University of Texas Southwestern Medical Center, USA

Title: Leveraging An NQO1 bioactivatable drug for tumor-selective use of Poly (ADP-ribose) Polymerase (PARP) inhibitors

Biography

Biography: David A. Boothman

Abstract

Therapeutic drugs that block DNA repair, including poly(ADP-ribose) polymerase (PARP) inhibitors, commonly fail due to a lack of tumor-selectivity. When PARP inhibitors and ß-lapachone are combined, synergistic antitumor activity results from sustained NAD(P)H levels that refuel NQO1-dependent futile redox drug recycling. Alone, ß-lapachone (aka., ARQ761 in clinical form) results in dramatic loss of NAD+ specifically in NQO1+ cancer cells (Nonsmall cell lung, pancreatic and breast cancers) that suppresses both glycolysis (at GAPDH level) and the TCA cycle.

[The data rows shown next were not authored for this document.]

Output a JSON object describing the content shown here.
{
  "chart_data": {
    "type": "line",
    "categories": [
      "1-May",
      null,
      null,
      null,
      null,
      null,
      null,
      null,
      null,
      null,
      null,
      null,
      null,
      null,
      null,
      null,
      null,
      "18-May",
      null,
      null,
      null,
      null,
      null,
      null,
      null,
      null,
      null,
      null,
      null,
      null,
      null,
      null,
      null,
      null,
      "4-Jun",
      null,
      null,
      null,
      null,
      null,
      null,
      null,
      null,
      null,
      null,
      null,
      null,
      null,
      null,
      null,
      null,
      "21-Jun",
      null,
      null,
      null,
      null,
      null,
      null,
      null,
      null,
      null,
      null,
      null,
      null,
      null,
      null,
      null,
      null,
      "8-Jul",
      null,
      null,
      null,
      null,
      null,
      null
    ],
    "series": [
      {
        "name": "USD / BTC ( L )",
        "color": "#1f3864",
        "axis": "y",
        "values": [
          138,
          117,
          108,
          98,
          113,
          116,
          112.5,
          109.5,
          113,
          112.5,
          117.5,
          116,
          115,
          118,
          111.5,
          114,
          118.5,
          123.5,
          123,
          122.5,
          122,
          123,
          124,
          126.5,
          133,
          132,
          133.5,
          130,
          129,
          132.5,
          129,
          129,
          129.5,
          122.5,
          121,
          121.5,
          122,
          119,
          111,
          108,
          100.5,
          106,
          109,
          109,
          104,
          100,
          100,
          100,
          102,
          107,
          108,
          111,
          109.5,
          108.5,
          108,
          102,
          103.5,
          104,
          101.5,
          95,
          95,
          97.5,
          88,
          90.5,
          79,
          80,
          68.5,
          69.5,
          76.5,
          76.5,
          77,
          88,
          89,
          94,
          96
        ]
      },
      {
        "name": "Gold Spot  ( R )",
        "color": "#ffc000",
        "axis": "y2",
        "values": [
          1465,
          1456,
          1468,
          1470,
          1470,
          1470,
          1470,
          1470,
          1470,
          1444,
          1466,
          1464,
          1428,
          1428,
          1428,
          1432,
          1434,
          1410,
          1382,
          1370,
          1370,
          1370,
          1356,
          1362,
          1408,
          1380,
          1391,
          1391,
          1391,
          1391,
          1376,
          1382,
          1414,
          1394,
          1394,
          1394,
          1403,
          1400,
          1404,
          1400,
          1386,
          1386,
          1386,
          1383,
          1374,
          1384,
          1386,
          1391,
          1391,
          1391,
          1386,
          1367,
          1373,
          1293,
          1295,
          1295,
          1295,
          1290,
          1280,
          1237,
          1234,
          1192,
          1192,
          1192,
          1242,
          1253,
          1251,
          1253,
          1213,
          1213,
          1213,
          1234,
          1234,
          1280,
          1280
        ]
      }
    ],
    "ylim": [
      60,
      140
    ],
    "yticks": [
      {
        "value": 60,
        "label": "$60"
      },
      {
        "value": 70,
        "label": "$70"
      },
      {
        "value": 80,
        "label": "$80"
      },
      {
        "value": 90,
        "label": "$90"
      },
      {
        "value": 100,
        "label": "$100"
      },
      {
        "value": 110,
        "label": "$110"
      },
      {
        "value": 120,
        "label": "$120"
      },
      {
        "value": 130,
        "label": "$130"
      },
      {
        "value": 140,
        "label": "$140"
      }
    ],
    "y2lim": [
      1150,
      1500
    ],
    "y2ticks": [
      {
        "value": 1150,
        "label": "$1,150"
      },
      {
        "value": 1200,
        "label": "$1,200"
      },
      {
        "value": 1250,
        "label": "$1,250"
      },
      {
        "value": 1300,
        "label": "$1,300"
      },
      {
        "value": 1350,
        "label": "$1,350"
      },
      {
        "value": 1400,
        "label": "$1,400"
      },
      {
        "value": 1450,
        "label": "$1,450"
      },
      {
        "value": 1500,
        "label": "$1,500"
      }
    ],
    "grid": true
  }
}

When combined with a PARP inhibitor, or in PARP1 siRNA/shRNA suppresssed NQO1+ cancer cells, significant oxygen consumption rate/reactive oxygen species cause dramatic increases in DNA lesions that are not repaired due to PARP inhibition. Cell death switches from PARP1 hyperactivation-mediated programmed necrosis by ß-lapachone to synergistic tumor-selective, caspase-dependent apoptosis after PARP inhibitors + ß-lapachone in NQO1+ cancers, including non-small cell lung, pancreatic and breast subtypes. Enhanced antitumor efficacy and prolonged survival were noted in orthotopic human MiaPaCa2 pancreatic and A549 nonsmall cell lung xenograft models. This approach greatly expands the use and efficacy of PARP inhibitors for therapy of most human solid cancers.